The throne fell from our hands and dropped through the tangle of our arms and wings and heads, plummeting away, a radiant speck in a blackening sea. I watched for a horrified moment, the bellow of Lucifer loud in my ears, as the golden throne grew smaller and smaller until it was gone, fallen back to Eden.
And in the dream I was so familiar with early Eden that I could picture the throne there, shattered in glorious shambles among the shining stones of forgotten harmony, the physical wreck of our plan. But no—when I looked, Eden, that land of brightness, had gone dark. I could see no mote of light there at all. Careening from those heights, fleeing for the lower heavens away from the hands of the Host arrayed before the third heaven, I realized that the only source of light at all was Lucifer. Where were the bright stones of that garden, the great refracted brilliance of our prince, even from this distance?
I had never seen the earth from so far away, had never looked down on it like this. Even so, I knew something was horribly wrong.
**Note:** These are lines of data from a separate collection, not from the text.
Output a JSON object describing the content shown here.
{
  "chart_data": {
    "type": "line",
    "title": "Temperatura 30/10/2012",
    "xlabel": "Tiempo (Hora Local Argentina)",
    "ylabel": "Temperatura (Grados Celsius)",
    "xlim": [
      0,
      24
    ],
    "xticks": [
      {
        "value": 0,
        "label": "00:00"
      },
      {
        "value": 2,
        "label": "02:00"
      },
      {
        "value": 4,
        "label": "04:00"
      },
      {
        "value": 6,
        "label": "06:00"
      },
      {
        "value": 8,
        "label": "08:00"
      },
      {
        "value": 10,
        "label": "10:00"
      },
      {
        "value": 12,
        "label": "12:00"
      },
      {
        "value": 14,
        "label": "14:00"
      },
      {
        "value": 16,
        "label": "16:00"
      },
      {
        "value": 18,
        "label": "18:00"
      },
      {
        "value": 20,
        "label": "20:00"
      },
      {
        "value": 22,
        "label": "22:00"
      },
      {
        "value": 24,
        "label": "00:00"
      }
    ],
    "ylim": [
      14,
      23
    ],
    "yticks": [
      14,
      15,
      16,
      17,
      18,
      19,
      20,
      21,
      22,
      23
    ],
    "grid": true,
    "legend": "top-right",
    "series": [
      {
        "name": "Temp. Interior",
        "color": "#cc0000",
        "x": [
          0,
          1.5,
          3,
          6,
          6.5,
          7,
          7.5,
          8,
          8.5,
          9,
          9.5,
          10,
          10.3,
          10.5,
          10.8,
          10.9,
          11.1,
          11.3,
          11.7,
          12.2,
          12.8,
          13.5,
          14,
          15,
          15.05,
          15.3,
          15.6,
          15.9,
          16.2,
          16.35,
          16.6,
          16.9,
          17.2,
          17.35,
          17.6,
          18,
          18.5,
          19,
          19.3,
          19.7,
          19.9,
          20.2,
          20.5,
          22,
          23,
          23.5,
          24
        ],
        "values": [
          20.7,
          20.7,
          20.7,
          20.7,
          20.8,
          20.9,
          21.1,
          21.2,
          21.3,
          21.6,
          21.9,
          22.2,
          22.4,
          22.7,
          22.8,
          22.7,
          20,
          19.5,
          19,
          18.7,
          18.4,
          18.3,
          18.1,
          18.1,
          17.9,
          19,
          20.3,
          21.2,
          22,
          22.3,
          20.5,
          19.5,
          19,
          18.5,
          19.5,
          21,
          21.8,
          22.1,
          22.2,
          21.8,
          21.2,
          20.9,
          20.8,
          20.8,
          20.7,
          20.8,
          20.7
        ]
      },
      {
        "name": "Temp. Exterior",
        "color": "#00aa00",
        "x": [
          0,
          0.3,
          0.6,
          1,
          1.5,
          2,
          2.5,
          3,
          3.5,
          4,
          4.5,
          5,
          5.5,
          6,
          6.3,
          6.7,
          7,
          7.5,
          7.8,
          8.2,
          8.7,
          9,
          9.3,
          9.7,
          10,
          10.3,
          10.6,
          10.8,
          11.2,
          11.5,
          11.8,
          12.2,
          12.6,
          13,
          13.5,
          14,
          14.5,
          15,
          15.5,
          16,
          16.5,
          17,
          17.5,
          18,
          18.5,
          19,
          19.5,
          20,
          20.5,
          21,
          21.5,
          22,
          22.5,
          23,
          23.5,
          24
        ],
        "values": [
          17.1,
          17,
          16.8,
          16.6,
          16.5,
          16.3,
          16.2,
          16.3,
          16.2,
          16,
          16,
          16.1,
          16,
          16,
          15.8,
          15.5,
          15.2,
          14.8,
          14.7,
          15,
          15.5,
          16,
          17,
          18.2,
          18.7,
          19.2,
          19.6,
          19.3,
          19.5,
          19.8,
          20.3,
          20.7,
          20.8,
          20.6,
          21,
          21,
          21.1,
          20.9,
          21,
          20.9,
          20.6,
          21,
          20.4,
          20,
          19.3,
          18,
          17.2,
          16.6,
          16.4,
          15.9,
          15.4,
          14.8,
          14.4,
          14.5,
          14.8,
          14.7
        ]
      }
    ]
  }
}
And then I saw black engulfing the shadowed land, covering it like ink, rising up over it and creeping across the earth until it had seemingly digested it whole, the garden drowned by a sea of pitch.
My world had gone as dark as a planet covered by a shroud, the black cloak of what we had done blotting out everything else.
Lucifer veered away from the onslaught of the angels, and I woke as the rebels, having nowhere else to go, took after him. I saw him, through the loosening fibers of sleep, leading them away: a bright light trailing stars, a comet and its sparkling tail.
IN THE SPACE OF a night, the ambition for heaven and darkness of Eden had become more real to me than my own home, than the tangled sheets of my bed. The face of that seraph was more horrific than any terror conceived of my own mind. I smelled the brine of sweat, felt its grime on my arms. Never had I experienced emotion in such terrible, pure form. Not even in the torture of facing an unfaithful spouse.
Perhaps this was his revenge for my walking out of the tea shop. If it was, I had no way to confront him, no knowledge—if I had ever had any—of when I would encounter him again.
The next morning, as I sat at my desk, erratic script emerging from my pen, I was seized by a thought. Opening my laptop, I turned it on and pulled up my schedule.
10:30 p.m.:
12:00 a.m.:
And again, in blocks between 1:00 a.m. until 4:00 a.m.:
6
Bodies flowed around me in Park Street Station like water around a stone. Some regarded me with passing curiosity. Some of them looked me directly in the eye. I stared back, half fearful that I would find recognition in their eyes, half afraid that I would not.
A woman in her fifties paused to assess me. “Are you lost, hon?” she asked with frank kindness. “Do you need some help?”